Oui nous rétorque-t-on mais nous payons très cher pour un service déficient. D’accord, le service n’est pas au top justement à cause d’abord du mauvais réseau, abandonné par l’état. Au lieu de dire « la région à elle seule ne peut pas mener ce chantier » une réponse intelligente à envisager serait plutôt : entraînons l’état dans un investissement ambitieux, il sera obligé de suivre. C’est ce que la région Occitanie a fait en mettant sur la table 800 millions d’euros jusqu’en 2030, forçant l’état à mettre le même montant. Tout le monde est gagnant et de cette façon on remet à niveau le réseau abandonné, on rouvre des lignes et on remet en marche un service disparu pour les habitants qui ne pourront qu’être reconnaissants.
 
Au lieu de cela on cède à la facilité et pour répondre au désir des habitants et des élus locaux qui réclament des réouvertures on lance des études longues, coûteuses et dépendantes de SNCF Réseau. Pour faire traîner, pour gonfler les devis, en connivence avec l’entreprise ferroviaire. Exemples :
 l’étude de la réouverture de la ligne Evian-les-Bains Saint-Gingolph en Haute-Savoie, une ligne de 18 km coupée en 1998, à la frontière avec la Suisse sera lancée fin 2022 et d’après les suisses l’inauguration aura lieu au mieux en... 2028. La réouverture d’Evian St-Gingolph permettra de faire le tour du Léman avec le Léman Express. gros bassin de population.
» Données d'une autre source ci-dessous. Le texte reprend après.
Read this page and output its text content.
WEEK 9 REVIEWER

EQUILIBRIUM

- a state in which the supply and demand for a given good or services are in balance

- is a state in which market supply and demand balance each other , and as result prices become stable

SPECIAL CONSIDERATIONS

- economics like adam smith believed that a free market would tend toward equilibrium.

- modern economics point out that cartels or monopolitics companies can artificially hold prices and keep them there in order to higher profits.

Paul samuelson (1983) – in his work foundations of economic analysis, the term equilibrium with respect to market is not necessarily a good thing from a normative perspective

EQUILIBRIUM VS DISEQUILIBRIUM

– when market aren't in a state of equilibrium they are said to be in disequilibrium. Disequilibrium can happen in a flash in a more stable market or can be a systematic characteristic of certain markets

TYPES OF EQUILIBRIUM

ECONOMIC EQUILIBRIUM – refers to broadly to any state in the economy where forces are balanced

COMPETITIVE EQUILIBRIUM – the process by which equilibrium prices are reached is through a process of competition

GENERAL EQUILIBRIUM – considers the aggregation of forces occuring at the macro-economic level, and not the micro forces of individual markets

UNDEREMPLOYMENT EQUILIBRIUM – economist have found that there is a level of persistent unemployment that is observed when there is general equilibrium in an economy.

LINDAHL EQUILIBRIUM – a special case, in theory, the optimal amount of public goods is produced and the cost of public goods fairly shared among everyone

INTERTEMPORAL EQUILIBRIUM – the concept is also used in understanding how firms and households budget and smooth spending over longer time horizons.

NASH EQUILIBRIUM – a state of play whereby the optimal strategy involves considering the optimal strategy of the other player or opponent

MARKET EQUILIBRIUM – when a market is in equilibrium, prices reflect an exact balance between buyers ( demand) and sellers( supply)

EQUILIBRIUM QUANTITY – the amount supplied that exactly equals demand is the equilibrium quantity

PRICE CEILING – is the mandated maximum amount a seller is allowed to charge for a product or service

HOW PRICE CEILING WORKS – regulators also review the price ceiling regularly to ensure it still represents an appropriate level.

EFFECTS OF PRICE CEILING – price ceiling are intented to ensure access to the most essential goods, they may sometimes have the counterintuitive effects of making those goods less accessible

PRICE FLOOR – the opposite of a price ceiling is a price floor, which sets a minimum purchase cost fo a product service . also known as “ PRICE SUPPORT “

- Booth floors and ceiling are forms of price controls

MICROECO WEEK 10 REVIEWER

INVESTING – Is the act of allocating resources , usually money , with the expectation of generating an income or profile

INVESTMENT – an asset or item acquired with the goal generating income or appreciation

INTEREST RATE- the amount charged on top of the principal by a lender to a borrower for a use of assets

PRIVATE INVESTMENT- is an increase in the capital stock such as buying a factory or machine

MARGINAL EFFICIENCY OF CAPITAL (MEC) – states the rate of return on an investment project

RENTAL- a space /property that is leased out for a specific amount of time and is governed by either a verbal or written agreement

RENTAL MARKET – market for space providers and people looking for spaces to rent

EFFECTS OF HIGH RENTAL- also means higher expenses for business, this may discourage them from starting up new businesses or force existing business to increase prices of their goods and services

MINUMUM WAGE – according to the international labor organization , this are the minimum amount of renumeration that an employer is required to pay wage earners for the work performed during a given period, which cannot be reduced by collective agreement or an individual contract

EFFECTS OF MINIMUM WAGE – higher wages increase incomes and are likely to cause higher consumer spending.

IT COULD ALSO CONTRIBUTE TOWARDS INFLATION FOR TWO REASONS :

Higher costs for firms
 l’étude de la réouverture de Thiers - Boën, 48 km, promise en 2020 est « sur le point » d’être lancée selon la région. Quant à une éventuelle ouverture... on croise les doigts.

A lire l’excellent billet de Letrain634269 sur la région Grand-Est (du même parti politique que Wauquiez) qui investit plusieurs millions d’€ dans la réouverture de la ligne Saint-Dié Epinal.
 
[en logo la gare de Saint-Gingolph ville frontalière franco suisse au bord du Léman qui va sans doute être reliée à nouveau à Evian les Bains en 2028]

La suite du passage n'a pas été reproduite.